警察に補導されたはーちゃんは、あらかたのことをゲロったと戸倉さんは言っていた。しかしゲロっていないことがあった。それが幸介の存在だった。名前を口にしないことで、保護者として身柄を引き受けに来た敏明さんに、その存在を認識させなかった。

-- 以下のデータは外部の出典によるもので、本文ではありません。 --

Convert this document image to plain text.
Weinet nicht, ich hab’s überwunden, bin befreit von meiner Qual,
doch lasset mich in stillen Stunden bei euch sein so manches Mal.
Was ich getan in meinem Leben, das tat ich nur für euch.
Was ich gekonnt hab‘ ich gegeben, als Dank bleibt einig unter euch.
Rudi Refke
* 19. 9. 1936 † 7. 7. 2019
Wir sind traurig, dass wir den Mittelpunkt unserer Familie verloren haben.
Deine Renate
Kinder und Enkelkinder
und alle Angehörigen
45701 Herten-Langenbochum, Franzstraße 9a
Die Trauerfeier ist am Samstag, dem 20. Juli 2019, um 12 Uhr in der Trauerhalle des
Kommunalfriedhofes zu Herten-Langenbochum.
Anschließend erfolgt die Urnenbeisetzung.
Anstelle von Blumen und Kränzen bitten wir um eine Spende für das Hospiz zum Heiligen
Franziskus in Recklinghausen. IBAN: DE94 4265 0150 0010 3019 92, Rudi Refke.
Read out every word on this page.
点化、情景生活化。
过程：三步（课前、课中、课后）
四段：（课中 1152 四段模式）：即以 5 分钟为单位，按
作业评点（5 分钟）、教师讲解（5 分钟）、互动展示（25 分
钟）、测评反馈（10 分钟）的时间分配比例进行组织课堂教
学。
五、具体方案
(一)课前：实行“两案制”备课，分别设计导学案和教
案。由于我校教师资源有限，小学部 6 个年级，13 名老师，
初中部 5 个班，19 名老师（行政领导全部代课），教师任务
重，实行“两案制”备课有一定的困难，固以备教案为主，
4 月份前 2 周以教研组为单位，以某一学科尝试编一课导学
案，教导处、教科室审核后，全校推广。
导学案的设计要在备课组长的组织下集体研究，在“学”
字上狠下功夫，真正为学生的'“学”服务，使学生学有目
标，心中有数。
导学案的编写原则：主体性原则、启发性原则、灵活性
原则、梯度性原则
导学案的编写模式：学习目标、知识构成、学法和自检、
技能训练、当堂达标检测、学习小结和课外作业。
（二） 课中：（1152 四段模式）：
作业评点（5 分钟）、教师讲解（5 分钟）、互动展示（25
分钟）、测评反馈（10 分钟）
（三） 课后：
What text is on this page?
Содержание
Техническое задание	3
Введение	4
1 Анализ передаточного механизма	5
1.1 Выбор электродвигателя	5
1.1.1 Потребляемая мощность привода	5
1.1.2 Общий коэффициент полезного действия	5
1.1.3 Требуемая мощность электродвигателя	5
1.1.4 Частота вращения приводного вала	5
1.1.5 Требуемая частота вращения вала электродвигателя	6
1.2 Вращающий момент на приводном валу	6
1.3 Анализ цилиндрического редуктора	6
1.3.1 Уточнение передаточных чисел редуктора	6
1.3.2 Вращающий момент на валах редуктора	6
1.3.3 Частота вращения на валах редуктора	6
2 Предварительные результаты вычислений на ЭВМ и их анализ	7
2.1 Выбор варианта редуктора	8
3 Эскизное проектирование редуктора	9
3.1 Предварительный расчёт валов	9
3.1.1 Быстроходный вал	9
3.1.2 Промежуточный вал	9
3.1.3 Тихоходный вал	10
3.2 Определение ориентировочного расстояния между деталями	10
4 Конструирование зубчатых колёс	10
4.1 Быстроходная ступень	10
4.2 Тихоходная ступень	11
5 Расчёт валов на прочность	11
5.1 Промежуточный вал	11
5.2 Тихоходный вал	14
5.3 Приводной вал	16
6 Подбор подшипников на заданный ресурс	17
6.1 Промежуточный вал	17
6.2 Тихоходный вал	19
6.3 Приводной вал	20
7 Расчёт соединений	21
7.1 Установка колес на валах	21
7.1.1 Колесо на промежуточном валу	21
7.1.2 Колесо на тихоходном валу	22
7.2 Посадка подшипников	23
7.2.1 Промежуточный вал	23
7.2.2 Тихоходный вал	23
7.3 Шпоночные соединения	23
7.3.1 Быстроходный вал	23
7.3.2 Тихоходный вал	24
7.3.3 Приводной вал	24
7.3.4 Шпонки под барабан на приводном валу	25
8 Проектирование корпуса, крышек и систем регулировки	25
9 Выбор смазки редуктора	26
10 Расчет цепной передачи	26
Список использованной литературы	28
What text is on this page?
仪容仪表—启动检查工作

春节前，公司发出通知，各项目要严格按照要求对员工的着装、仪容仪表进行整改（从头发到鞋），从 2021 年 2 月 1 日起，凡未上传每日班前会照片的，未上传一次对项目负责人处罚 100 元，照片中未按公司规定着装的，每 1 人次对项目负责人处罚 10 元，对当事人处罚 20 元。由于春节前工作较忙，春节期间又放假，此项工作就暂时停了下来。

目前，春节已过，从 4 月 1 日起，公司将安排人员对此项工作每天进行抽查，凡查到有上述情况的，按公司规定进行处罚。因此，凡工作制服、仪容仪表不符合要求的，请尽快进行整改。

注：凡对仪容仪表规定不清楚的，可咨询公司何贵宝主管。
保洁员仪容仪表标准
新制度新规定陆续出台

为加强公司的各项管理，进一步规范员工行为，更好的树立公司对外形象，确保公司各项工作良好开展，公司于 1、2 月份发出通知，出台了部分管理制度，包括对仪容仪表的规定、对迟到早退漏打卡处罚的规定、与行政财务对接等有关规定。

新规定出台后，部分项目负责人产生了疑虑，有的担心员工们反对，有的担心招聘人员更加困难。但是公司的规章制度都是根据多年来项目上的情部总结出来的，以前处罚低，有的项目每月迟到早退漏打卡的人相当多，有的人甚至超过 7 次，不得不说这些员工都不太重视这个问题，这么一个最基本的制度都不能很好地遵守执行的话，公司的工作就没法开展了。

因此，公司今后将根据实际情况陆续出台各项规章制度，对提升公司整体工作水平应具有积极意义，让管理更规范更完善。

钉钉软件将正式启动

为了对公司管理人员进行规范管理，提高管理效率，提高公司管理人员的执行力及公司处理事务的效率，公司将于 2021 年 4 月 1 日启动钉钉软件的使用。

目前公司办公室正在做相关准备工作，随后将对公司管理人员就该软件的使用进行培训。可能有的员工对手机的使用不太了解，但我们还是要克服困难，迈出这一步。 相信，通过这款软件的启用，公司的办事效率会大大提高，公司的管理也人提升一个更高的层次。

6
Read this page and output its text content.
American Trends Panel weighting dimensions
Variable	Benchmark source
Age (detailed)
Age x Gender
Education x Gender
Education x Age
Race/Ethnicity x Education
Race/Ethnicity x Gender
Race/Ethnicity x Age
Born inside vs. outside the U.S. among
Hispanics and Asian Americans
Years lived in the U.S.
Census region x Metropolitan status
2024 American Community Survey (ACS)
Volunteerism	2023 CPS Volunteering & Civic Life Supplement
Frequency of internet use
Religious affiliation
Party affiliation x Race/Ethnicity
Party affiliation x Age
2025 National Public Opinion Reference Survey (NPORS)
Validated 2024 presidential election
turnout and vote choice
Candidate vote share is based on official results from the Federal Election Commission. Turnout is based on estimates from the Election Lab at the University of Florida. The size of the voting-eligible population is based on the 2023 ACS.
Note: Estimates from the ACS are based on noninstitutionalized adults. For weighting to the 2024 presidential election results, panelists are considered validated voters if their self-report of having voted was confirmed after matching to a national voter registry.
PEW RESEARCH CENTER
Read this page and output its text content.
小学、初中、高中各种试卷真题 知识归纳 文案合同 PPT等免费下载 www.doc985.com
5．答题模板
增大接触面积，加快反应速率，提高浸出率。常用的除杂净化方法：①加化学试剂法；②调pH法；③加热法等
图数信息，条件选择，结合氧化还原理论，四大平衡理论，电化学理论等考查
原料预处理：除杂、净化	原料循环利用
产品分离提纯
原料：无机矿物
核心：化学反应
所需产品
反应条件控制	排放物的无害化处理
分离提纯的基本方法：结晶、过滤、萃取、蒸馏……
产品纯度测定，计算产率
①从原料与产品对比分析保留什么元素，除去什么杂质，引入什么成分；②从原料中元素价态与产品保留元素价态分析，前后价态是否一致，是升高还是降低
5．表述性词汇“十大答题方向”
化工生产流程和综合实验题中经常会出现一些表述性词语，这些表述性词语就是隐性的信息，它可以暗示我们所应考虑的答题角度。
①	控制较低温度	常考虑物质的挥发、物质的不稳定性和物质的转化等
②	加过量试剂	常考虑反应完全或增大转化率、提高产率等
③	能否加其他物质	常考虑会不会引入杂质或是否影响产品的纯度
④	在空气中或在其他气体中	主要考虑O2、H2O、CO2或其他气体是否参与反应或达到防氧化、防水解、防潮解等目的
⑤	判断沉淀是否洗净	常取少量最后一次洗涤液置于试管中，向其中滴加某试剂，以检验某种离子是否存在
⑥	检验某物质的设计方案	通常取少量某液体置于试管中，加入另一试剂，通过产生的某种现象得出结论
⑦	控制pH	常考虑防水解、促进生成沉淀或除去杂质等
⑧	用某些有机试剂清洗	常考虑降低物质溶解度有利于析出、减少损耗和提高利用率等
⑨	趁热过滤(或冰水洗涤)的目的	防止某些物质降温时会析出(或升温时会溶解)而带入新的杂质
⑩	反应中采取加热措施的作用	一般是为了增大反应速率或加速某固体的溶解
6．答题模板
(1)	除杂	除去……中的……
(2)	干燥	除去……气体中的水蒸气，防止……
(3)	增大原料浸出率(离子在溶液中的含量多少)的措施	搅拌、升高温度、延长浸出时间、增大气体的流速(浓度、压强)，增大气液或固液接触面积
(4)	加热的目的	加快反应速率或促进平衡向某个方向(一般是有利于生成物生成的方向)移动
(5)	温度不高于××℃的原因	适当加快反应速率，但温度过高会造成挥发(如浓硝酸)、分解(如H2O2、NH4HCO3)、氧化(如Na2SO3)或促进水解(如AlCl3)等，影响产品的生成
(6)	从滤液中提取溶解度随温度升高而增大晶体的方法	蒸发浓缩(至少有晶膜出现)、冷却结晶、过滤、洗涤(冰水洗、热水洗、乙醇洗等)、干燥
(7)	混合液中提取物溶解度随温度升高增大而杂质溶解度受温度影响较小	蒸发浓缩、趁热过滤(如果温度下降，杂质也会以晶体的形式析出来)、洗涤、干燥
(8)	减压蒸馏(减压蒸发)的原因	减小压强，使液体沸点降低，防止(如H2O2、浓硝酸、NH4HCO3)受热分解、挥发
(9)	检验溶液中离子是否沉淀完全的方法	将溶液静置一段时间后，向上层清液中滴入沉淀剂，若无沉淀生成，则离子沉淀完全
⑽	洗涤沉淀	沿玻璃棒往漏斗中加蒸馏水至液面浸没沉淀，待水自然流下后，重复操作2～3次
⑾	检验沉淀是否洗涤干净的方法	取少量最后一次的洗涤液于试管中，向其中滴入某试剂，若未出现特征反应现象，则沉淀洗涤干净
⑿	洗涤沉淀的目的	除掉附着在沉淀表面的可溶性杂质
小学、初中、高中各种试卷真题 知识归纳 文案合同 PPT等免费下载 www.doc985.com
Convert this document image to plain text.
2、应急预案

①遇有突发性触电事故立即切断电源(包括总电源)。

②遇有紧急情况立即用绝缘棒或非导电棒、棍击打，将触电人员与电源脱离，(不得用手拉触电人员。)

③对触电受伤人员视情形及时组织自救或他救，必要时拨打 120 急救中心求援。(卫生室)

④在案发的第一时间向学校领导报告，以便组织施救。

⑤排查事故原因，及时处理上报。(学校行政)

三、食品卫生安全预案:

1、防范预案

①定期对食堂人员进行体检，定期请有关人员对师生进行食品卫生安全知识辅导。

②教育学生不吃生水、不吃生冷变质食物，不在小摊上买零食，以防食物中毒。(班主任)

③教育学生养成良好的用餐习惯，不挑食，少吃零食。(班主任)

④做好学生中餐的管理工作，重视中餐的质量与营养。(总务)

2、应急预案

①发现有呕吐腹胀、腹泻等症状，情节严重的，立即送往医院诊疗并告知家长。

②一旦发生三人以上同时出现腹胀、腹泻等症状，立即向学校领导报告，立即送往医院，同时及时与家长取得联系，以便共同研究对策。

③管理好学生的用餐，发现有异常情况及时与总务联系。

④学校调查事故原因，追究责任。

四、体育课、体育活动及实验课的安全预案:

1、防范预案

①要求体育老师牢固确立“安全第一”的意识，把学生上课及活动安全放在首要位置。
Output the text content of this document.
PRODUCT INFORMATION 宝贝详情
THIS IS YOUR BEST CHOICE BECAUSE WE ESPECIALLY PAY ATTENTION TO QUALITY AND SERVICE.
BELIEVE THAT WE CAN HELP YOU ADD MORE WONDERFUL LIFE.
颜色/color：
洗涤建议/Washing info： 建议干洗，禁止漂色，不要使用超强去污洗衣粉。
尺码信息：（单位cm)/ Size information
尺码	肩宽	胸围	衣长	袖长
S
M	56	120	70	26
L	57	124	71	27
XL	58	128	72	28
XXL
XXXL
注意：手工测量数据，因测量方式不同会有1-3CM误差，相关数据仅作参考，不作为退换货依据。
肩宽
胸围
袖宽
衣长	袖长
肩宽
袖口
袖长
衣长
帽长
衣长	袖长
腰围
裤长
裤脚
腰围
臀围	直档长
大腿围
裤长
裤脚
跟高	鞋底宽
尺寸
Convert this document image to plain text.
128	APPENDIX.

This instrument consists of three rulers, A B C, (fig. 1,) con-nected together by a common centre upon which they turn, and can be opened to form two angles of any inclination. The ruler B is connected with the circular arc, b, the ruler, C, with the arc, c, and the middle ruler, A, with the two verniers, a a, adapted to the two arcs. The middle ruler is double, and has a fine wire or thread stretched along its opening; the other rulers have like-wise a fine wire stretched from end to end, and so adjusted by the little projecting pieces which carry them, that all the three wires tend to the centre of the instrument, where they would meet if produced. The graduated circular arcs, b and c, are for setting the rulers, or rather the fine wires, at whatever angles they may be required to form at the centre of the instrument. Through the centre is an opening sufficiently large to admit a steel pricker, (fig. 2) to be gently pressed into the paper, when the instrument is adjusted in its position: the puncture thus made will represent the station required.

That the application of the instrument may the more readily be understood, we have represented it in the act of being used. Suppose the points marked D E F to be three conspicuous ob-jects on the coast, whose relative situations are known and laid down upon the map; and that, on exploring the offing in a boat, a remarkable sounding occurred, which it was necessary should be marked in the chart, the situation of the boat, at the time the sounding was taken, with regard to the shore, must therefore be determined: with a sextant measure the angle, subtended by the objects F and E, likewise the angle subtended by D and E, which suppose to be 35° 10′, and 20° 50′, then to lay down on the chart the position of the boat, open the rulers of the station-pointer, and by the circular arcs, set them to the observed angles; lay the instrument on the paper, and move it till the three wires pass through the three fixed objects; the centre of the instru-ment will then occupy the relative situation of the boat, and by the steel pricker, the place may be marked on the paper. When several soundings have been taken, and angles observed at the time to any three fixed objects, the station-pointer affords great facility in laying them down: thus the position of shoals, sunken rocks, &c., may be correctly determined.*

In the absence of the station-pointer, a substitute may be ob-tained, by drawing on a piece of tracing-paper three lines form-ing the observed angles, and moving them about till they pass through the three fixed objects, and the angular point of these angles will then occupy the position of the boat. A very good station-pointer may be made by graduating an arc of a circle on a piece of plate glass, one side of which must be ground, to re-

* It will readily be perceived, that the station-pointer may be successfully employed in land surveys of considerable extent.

つまり彼女は、父親が殺人を犯していることを知っていたのだ。
「君は魔術師か?」
敏明さんに問われ、幸介は首を横に振った。
「違います。ですが、この事件の関係者です。魔術のことも、知ってます」
なるほど、と敏明さんは唸った。
「それで心臓の話に疑問を抱いたというわけか……。迂闊だったな……」
「あなたがはーちゃんを魔獣にした。けれども、正しい魔力供給の方法がわからなかった。だから人を殺して、その心臓を与えた。いや、与え続けるつもりだった。曾我谷津の遺体の心臓は、あなたが送り込んだ魔獣もろとも吹っ飛んでいる。つまり、はーちゃんはあの遺体の心臓から魔力を得られていない。魔力が足らなくなったはーちゃんは、混濁状態に陥って髪切り魔を襲った。そうですね?」
混濁状態。敏明さんは幸介の言葉を反芻した。そう表現するのか、と呟いた。
「被害者の選定は、あなたが仕事中に得た生活困窮者の情報から行っていたんですよね。映像証拠が見つかっています。身寄りのない生活困窮者に、仕事を斡旋するような話でもして人気のない場所に呼び出し、魔獣に襲わせて殺害する。身寄りのない遺体は発見が遅れ、死亡時期も殺害方法も不明確なまま事故として処理される。それがあなたの狙いだったんだ」
「映像証拠……か。つまり、言い逃れはできないと言いたいわけだ」
「はい」
「ならば余計にわからないな。どうして君はここにいる? 変死体の件で僕を犯人として捕まえたいのなら、逮捕状はその映像証拠とやらで十分じゃないのかい?」
「僕は……」
思案しつつ、視線を伏せた。しかし考えたのは僅か数秒のことだった。ゆっくりと視線を上げ、敏明さんを見据えた。
「別の証拠を探していたんです。もう一つ、決定的にあなたが犯人であり、はーちゃんが魔獣であるという証拠……」
振り返り、クローゼットの中の白骨遺体を見やる。
骨には、引っ掻いたような噛み痕がいくつも残されていた。